Internet guru Clay Shirky sounds off on the recent “#amazonfail” controversy. Shirky apparently believes that Amzon’s screw-up—the de-listing of GLBT books, covered on MobyLives here and here —was more or less, a glitch. He says he was actually “an enthusiastic participant” in the Twitter mob that formed against Amazon and that, in Shirky’s opinion, went too far. Shirky writes “I went so far as to publicly suggest a link between the Amazon de-listing and the anti-gay backlash following the legalization of gay marriage in Iowa and Vermont.
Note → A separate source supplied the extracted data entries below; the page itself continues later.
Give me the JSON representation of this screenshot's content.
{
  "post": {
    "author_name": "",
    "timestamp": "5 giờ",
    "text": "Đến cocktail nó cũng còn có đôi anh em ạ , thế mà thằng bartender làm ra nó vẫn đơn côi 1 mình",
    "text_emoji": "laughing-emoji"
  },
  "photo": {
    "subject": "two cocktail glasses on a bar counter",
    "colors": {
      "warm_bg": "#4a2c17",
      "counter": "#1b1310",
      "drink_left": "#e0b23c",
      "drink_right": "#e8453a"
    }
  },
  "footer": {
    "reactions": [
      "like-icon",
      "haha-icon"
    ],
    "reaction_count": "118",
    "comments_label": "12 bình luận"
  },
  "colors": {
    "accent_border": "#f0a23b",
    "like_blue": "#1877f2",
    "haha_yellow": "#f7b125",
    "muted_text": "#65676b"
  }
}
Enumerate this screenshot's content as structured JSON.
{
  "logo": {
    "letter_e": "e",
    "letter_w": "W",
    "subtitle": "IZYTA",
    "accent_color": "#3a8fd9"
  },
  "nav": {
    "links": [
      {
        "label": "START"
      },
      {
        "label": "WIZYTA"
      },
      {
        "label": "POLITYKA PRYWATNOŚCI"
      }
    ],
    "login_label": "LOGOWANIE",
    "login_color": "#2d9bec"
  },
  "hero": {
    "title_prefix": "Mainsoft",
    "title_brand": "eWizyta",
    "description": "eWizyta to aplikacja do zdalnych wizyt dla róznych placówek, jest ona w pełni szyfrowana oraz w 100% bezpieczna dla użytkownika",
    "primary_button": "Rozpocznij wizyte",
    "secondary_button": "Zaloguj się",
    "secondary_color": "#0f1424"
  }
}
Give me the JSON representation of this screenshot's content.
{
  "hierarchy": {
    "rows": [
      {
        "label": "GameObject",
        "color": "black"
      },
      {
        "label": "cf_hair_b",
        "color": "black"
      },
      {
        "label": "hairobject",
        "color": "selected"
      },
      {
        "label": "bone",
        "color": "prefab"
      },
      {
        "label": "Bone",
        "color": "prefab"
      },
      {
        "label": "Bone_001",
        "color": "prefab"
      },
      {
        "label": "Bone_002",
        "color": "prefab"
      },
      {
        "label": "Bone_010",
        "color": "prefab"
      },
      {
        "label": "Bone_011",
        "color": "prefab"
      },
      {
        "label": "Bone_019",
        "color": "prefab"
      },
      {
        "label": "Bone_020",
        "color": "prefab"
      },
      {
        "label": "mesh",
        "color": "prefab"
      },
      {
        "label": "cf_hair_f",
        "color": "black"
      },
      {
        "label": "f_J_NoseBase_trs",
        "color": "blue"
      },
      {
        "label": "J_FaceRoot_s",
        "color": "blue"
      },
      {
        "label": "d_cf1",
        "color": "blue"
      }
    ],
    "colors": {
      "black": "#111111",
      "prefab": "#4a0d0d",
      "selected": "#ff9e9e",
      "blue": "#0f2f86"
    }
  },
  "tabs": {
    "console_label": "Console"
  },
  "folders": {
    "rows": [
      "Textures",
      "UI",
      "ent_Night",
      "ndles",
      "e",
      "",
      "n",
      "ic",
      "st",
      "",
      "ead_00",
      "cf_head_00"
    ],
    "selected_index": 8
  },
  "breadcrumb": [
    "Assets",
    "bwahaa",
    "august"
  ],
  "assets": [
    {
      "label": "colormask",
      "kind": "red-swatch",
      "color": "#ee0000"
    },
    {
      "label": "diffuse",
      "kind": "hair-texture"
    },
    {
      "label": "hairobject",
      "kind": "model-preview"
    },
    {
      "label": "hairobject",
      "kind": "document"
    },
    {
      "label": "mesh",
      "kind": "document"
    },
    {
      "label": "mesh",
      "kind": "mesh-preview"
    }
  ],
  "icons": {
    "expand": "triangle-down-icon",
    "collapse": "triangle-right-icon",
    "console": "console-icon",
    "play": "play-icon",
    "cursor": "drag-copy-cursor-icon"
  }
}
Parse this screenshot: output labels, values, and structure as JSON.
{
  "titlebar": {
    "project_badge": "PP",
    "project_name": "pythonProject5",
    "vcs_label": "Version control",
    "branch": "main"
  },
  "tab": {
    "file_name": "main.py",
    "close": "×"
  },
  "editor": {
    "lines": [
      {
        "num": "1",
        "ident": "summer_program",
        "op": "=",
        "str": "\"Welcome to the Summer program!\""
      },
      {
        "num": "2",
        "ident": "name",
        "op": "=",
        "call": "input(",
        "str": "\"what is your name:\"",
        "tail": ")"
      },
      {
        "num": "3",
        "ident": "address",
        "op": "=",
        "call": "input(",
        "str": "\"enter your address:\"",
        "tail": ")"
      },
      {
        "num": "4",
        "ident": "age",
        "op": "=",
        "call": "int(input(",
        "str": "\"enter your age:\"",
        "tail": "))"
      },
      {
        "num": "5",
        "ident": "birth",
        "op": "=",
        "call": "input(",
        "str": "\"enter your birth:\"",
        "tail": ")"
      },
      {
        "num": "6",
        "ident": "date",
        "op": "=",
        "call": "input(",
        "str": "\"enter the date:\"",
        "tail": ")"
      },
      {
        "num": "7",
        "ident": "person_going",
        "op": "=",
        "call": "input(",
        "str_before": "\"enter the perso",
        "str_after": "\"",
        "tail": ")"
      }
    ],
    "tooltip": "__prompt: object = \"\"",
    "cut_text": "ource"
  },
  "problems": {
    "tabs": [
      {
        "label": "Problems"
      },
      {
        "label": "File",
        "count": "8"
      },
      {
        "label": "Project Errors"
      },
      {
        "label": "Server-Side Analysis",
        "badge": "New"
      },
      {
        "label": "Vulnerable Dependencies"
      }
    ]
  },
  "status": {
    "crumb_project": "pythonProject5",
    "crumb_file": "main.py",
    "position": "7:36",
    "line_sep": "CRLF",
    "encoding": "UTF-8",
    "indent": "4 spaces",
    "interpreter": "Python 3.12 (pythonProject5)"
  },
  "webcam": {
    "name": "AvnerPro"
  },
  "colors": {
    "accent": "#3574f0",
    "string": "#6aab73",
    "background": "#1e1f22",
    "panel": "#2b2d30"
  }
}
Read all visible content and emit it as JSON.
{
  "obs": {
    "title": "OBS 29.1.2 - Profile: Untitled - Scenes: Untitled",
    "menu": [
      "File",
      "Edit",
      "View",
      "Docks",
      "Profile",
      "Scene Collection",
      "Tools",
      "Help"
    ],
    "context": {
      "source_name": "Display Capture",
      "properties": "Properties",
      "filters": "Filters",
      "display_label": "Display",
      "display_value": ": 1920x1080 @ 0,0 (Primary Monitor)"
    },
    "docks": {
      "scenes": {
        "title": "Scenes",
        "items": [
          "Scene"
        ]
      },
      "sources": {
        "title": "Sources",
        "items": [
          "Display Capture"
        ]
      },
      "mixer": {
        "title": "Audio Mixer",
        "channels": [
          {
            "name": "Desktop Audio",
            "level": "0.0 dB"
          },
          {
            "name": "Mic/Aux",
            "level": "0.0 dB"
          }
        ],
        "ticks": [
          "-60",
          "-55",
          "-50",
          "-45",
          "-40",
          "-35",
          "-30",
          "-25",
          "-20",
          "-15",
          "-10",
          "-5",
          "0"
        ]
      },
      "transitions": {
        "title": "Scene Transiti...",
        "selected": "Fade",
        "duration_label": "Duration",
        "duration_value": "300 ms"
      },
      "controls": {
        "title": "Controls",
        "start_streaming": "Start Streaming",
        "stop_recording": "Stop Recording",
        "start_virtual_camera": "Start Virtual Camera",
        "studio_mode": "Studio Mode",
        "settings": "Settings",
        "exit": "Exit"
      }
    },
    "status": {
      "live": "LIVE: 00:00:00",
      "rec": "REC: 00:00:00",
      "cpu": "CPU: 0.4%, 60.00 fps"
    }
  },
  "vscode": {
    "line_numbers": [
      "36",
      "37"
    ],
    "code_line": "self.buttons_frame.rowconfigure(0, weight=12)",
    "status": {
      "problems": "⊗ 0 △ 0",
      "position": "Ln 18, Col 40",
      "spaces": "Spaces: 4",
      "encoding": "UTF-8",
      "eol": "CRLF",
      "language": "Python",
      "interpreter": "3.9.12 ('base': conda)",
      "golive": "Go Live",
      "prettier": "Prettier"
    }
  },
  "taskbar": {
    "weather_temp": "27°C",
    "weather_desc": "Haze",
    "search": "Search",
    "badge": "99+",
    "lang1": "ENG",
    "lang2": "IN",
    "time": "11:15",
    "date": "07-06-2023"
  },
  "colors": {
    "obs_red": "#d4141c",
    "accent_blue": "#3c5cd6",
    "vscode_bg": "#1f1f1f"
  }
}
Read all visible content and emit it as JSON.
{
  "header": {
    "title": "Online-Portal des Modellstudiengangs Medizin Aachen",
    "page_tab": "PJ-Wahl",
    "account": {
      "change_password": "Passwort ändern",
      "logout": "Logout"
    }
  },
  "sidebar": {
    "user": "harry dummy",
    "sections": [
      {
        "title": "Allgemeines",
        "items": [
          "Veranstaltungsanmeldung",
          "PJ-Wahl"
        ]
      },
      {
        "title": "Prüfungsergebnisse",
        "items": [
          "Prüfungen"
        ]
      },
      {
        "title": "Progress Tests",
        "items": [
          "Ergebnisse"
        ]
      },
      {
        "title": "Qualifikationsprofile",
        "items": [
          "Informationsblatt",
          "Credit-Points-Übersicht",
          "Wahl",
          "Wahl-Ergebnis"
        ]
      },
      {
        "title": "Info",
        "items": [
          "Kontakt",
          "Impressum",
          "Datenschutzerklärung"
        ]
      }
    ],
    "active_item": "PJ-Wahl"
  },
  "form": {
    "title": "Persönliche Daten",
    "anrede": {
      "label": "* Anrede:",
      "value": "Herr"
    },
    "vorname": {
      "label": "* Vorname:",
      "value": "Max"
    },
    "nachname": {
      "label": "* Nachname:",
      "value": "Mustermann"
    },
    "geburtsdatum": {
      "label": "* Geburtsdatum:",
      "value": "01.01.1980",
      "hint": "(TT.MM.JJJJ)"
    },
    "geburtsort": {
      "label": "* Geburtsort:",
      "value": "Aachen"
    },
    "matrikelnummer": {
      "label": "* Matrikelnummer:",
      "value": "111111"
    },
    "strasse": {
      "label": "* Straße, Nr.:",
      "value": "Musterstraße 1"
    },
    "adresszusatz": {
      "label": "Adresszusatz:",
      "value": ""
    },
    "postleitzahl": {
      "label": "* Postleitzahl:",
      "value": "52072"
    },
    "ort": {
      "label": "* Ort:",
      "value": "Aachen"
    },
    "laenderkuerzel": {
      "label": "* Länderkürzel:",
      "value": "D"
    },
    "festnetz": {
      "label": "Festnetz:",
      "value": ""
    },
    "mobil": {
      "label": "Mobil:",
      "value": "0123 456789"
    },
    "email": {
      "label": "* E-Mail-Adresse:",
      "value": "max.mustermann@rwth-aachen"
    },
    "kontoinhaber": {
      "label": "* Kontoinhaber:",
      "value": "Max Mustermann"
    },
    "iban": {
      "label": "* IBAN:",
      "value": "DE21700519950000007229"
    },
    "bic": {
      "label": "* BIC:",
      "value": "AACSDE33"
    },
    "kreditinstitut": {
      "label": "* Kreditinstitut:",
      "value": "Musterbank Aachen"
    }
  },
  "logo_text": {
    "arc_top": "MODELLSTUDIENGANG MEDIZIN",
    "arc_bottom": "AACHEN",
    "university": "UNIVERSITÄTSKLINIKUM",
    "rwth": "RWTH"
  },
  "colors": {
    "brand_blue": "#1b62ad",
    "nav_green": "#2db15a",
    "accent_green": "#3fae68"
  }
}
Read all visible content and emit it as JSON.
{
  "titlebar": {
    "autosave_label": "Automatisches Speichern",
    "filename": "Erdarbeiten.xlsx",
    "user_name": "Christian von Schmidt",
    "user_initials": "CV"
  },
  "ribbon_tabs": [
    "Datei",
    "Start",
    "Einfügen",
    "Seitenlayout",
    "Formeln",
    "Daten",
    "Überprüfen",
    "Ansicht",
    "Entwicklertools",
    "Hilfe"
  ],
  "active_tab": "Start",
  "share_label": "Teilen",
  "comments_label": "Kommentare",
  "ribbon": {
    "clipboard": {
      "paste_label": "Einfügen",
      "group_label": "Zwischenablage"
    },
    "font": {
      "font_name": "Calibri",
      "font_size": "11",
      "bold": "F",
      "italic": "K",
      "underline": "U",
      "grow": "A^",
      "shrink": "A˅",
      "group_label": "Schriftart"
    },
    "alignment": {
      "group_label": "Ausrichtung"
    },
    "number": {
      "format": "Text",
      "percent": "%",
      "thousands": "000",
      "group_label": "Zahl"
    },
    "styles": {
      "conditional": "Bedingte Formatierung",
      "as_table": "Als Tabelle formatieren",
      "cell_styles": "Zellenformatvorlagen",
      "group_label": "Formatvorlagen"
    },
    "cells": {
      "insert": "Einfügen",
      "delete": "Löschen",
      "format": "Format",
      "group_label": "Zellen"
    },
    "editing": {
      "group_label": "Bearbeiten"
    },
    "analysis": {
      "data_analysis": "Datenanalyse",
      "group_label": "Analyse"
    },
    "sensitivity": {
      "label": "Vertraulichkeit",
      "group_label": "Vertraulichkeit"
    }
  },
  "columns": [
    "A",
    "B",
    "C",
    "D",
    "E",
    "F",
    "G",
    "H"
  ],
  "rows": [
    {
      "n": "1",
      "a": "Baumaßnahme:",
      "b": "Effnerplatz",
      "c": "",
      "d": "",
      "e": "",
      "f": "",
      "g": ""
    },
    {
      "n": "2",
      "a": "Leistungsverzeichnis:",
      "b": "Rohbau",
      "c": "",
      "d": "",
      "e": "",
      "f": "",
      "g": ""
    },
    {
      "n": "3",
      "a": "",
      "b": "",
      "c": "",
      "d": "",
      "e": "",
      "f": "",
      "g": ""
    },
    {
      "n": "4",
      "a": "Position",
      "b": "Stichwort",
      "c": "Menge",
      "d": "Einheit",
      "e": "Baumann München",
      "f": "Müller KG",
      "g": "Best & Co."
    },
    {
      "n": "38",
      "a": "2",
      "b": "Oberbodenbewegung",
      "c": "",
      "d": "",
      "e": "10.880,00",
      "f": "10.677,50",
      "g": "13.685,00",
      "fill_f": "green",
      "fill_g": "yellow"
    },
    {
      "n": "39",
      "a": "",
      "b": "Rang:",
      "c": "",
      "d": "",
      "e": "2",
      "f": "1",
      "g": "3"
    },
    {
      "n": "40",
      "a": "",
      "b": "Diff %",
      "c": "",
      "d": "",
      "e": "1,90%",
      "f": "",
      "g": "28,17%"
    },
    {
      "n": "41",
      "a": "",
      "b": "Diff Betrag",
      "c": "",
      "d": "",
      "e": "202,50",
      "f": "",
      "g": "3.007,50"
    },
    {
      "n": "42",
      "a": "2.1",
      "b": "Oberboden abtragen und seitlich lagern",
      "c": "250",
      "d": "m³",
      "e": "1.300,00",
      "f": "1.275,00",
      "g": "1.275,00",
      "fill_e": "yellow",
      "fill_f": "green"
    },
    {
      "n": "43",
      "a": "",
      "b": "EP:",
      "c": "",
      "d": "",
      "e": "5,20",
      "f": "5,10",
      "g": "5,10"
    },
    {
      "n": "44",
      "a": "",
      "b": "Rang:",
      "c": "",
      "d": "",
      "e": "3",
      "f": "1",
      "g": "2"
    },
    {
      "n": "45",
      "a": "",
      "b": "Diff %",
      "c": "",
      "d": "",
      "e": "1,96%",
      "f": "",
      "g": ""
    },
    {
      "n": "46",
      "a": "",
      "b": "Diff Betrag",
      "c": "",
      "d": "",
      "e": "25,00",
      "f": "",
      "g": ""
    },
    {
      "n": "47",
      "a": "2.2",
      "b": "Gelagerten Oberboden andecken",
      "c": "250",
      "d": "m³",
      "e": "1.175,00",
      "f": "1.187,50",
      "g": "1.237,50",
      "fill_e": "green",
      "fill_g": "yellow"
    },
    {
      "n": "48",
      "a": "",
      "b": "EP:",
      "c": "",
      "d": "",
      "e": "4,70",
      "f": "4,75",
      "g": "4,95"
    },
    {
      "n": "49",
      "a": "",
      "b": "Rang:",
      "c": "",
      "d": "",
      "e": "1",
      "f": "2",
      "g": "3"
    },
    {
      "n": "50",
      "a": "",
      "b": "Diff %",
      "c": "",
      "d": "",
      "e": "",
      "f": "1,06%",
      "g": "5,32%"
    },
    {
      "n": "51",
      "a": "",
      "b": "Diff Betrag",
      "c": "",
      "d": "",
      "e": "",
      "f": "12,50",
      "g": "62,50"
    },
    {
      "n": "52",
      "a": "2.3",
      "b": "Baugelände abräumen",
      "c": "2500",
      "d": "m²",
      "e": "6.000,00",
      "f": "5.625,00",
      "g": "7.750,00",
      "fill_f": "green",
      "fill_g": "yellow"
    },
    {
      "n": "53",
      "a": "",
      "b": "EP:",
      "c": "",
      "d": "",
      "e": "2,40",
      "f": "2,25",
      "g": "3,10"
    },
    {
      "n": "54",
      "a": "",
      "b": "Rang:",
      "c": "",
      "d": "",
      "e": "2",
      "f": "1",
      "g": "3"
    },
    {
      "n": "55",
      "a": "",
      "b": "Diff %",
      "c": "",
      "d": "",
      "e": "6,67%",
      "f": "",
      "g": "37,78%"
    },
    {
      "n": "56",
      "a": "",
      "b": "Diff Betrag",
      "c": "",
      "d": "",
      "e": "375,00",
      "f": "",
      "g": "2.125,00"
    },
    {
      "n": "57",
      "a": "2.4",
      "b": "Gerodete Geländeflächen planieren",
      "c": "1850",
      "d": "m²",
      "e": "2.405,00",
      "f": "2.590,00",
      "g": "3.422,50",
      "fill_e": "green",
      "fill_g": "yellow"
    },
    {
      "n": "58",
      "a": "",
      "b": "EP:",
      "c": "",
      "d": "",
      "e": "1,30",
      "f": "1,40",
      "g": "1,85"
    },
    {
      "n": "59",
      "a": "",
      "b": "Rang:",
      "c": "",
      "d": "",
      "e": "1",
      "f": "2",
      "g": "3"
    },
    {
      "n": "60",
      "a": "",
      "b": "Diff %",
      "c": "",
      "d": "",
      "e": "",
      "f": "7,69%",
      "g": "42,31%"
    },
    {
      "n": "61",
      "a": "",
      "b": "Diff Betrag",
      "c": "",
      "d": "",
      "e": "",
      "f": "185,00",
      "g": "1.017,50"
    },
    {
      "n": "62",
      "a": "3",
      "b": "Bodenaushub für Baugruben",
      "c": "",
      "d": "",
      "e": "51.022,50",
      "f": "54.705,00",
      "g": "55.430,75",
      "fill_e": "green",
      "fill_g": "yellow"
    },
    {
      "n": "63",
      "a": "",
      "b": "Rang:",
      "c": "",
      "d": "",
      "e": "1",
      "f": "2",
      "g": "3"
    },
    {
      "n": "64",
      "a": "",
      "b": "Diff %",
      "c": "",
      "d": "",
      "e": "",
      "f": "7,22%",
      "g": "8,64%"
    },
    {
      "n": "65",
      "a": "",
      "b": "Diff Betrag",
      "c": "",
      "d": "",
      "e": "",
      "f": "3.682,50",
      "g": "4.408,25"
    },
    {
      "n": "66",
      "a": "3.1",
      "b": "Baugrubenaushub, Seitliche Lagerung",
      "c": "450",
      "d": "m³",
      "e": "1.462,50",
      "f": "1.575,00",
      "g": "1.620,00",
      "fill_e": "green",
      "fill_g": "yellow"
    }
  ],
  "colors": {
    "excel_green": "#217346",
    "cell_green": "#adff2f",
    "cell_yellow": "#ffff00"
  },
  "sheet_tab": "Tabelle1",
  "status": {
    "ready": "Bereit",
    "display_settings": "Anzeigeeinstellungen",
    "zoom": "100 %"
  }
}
My friend Nelson Minar called bullshit on my completely worthless speculation, which was the beginning of my realizing how much I’d been seduced by righteousness, and how stupid it had made me.”

But his essay is also a thoughtful explanation of why it is still okay to be a mad, even if he thinks the mob involved with #amazonfail might owe Amazon an apology: “It was stupid to have a categorization system that would allow LGBT-themed books to be de-ranked en masse; it was stupid to have a technological system that would allow that to happen easily and globally; it was stupid to remove sales rank from sexually explicit works, rather than adding ‘Safe Search’ options; it was stupid to speak in PR-ese to the public about something that really matters; it was stupid to take as long as they did to dribble an explanation out.”

Kelly Burdick is the executive editor of Melville House.